Some advice on apps to communicate in the safest way possible. Snowden's word
Write, send, write, send. Automatisms of communication, hypnotic enough to make you forget a legitimate question, which would be: s, but how many people have access to the data what am I sending in a simple chat? The images, the words. How many are the equivalent subjects of bar colleagues with straight antennas listening to speeches with their friend in front of the counter?
In addition to the two (or more participants), only the technical intermediaries that allow the reception of messages already constitute a rather large group. We can fix it: wired.com draws up a list of apps that secure your daily information, selfies, data.
Signalnot only allows you to send encrypted text messages, but also to make secure calls between both Apple and Android devices. All at no cost. The app also allows group chats – excellent therefore in professional contexts – and allows for good customization. For example, the user can choose to set passwords to log in.
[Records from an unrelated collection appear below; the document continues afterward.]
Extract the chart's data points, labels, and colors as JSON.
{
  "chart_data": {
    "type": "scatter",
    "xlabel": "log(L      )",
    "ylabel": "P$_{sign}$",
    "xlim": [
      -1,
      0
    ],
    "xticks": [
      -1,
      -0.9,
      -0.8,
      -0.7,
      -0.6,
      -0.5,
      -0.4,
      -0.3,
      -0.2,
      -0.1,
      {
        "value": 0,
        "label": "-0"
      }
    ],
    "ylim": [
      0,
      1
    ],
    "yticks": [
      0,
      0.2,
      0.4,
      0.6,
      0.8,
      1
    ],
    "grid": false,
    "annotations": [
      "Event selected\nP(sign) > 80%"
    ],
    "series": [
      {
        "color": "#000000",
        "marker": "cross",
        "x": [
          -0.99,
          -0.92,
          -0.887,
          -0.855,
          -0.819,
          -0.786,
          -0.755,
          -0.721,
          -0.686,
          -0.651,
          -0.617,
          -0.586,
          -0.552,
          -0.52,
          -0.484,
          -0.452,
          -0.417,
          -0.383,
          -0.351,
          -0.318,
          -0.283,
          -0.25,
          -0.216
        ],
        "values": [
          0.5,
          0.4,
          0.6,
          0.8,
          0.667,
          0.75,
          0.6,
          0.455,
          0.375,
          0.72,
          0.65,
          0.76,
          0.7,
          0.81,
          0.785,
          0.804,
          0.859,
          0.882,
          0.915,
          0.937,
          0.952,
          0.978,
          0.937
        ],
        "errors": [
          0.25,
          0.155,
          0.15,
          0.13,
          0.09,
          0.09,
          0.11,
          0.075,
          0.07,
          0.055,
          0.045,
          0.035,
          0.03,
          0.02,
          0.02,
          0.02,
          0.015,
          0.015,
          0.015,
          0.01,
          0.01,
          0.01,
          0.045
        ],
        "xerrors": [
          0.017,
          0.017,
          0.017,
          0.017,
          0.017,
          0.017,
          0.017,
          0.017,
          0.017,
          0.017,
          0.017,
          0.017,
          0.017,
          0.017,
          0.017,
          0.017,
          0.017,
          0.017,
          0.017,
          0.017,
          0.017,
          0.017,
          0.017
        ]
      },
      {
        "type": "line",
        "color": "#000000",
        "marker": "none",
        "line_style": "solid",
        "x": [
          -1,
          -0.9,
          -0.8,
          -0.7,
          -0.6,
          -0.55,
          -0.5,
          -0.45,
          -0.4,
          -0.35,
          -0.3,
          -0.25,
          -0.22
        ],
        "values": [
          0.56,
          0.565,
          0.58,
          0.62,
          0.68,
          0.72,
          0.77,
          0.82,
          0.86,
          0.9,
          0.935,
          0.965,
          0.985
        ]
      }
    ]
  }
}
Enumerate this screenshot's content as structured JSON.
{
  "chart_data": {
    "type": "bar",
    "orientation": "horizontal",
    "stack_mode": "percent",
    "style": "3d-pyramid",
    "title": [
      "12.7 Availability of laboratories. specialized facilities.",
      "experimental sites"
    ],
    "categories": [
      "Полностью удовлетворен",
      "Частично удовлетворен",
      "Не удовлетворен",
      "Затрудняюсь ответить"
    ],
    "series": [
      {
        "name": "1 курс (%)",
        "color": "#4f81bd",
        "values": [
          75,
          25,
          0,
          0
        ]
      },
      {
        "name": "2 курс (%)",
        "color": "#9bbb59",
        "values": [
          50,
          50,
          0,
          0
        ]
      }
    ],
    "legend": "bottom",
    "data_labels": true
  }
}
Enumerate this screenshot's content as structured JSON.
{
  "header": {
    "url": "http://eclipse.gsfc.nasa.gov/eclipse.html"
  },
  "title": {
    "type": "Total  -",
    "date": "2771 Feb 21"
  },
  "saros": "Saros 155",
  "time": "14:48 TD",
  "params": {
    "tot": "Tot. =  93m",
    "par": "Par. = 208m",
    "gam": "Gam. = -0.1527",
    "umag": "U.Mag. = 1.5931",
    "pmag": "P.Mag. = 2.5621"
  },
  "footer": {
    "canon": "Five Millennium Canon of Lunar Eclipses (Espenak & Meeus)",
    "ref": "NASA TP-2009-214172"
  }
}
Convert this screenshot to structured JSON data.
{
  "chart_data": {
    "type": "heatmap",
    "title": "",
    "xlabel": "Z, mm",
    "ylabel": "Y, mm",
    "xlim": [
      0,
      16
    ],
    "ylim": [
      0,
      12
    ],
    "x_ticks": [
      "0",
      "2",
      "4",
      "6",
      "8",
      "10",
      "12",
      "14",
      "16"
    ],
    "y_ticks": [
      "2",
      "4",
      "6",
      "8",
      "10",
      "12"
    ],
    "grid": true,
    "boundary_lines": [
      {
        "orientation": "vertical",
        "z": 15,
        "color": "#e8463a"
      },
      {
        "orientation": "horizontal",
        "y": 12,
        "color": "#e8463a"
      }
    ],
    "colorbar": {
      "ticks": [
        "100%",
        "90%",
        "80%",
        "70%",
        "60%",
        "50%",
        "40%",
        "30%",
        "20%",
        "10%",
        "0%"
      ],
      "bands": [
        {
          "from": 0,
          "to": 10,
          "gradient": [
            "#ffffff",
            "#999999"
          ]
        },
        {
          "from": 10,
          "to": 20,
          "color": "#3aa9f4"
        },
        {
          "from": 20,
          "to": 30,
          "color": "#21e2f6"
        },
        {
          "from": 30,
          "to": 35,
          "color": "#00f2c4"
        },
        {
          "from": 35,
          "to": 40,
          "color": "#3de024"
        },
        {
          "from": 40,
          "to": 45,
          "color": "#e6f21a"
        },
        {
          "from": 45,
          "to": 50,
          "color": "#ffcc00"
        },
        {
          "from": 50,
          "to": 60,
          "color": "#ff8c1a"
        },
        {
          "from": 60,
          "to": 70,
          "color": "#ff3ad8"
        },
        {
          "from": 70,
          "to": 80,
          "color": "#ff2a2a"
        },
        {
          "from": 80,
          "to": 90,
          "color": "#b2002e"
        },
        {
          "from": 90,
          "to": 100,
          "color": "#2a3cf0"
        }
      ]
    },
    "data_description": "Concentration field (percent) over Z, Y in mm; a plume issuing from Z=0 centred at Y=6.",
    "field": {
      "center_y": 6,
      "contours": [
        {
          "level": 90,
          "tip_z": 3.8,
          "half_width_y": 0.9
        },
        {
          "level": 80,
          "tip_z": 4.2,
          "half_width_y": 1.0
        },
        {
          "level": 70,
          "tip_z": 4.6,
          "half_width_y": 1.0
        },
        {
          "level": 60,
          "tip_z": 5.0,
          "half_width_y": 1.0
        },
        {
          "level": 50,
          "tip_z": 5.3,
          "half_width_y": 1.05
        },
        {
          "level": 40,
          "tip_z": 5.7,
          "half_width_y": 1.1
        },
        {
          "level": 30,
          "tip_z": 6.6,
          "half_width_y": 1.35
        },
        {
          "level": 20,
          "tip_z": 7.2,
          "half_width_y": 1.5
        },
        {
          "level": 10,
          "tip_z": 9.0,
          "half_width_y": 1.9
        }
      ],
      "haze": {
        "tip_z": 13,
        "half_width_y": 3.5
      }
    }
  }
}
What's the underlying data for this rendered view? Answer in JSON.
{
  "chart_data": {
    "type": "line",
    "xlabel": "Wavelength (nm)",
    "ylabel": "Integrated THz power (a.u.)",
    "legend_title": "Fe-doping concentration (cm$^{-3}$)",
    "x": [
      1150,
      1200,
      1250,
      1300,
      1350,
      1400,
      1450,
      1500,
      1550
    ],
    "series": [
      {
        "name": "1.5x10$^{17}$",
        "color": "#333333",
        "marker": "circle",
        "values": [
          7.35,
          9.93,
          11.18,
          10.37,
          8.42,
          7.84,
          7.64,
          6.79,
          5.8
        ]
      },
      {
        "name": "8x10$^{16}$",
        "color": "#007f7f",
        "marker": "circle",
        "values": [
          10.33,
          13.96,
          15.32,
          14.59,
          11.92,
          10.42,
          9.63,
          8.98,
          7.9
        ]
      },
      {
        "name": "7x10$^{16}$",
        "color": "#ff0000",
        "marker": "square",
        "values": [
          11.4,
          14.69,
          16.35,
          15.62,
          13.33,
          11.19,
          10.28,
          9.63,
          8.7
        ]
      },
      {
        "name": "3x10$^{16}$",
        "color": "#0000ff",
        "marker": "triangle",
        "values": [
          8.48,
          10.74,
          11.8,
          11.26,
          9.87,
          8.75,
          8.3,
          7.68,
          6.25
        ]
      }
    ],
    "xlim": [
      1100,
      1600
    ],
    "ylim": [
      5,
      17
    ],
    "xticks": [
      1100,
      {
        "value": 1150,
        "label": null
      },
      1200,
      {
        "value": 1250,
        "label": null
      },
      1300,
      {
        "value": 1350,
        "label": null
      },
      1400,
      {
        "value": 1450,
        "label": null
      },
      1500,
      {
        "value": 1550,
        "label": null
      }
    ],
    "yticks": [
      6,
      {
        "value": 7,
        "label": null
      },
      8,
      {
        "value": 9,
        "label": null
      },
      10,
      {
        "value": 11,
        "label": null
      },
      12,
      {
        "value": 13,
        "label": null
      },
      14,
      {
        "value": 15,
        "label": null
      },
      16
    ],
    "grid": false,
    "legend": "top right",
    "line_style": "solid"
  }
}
And if Snowden likes it, he can be trusted.
I use Signal every day. #notesforFBI (Spoiler: they already know) https://t.co/KNy0xppsN0
Edward Snowden (@Snowden) November 2, 2015
Another totally free and opensource solution is called ChatSecure. It can be used from desktop or mobile, and if your partner was also using a secure system, the conversation would be totally encrypted (end-to-end).
Third, but not least, iMessage. So easy? Eh gi. Apple uses end-to-end encryption automatically, he says. Which means your chats are safe. Of course, this is an operation that is only successful between Apple devices, so the clique of protected messages in this case only concerns iPhone and iPad owners.